Appelant à la prudence quand Joe Biden traite le président russe de "boucher" ou évoque un "génocide", le président français plaide toutefois pour une enquête internationale en vue de réunir des preuves de crimes de guerre.

Concernant l’adhésion de l’Ukraine à l’Union européenne, Emmanuel Macron n’y est pas favorable à court terme, mais ne souhaite pas pour autant fermer la porte à Kiev.

Emmanuel Macron appelle également l’Europe à réduire sa dépendance aux hydrocarbures russes. Pour asseoir la souveraineté énergétique de la France, le chef de l’État est notamment partisan du développement de l’énergie nucléaire.



Marine Le Pen s'est dite prête à livrer des "éléments de défense" à l'Ukraine – sous-entendu des armes non létales –, mais pas des armes lourdes qui feraient, selon elle, de la France un "cobelligérant" au côté des Ukrainiens face à la Russie.

Lors de la campagne électorale en 2017, Marine Le Pen avait été reçue par Vladimir Poutine. En février, elle affirmait lors d’une interview accordée à CNN qu’il n’y avait pas eu "d’invasion russe" en Crimée en 2014 et que les habitants se sentaient "Russes".

La candidate d’extrême droite rembourse toujours un prêt de 9,4 millions d'euros à un créancier lié à d'anciens militaires russes, contracté en 2014. Pour financer sa campagne 2022, elle s’est tournée vers la Hongrie de Viktor Orban où la banque MKB (Magyar Külkereskedelmi Bank) lui a prêté 10,6 millions d’euros.

Si elle est régulièrement accusée par ses adversaires d'accointances avec le pouvoir russe, elle estime de son côté qu'il s'agit d'un "procès particulièrement injuste". "Je n'ai toujours défendu que l'intérêt de la France", assure-t-elle, en relevant des "similitudes" avec son adversaire Emmanuel Macron, qui avait reçu le président russe à Versailles puis à Brégançon en souhaitant "réarrimer la Russie à l'Europe".

Marine Le Pen a amendé en fin de campagne certains de ses propos sur Vladimir Poutine, renonçant à ce stade à une "entente" militaire avec Moscou. Elle a notamment évoqué le 4 avril des "crimes de guerre" en Ukraine, après la découverte de centaines de corps de civils dans la région de Kiev.

Otan



Très critique envers l’Otan, le président français croit tout de même en l’utilité de cette alliance politico-militaire défensive créée en 1949, particulièrement dans le contexte de la guerre en Ukraine.

Après avoir déclaré, en 2019, l'Alliance atlantique en "état de mort cérébrale", Emmanuel Macron souhaite une meilleure coopération entre les pays membres.

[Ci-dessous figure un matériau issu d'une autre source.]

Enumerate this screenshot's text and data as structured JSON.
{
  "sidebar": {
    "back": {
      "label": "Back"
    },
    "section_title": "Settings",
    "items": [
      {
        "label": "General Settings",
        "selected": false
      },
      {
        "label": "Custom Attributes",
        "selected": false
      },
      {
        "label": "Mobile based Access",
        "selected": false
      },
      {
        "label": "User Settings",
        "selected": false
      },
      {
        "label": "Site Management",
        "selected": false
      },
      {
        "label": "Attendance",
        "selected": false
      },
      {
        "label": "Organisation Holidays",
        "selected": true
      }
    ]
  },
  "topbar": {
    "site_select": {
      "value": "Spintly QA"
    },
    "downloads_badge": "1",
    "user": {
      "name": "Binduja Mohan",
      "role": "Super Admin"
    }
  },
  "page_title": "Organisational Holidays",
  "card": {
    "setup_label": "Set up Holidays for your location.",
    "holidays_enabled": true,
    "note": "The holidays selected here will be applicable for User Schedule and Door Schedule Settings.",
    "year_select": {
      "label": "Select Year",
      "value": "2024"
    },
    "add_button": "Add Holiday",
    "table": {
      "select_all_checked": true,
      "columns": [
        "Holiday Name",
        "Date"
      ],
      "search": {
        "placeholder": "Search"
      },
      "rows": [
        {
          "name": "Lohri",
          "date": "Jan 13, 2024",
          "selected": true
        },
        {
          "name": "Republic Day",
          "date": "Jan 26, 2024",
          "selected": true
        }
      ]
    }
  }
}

Pour son second mandat, le président sortant souhaite renforcer "la coordination de nos opérations avec nos alliés européens avec un quartier général européen […], en lien avec les centres de commandement nationaux et de l’Otan".



Marine Le Pen est favorable à la sortie de la France du commandement intégré de l’Otan, mais a précisé, mercredi 13 avril, lors de la présentation de son projet diplomatique, qu'elle resterait dans l'Alliance et ne "renoncerait pas à l'application" de son article 5, qui oblige un État-membre à porter assistance à un autre, en cas d'agression.

Elle ne veut ni "soumission" à Moscou ou à la Chine, ni "suivisme à l'égard de l'administration Biden", qu’elle trouve "trop agressive à l'égard de Pékin".

Marine Le Pen défend au contraire un "rapprochement stratégique entre l’Otan et la Russie" une fois la guerre terminée en Ukraine. "C'est l'intérêt de la France et de l'Europe, mais aussi, je crois, des États-Unis qui n'ont […] aucun intérêt à voir émerger une étroite union sino-russe", a-t-elle fait valoir.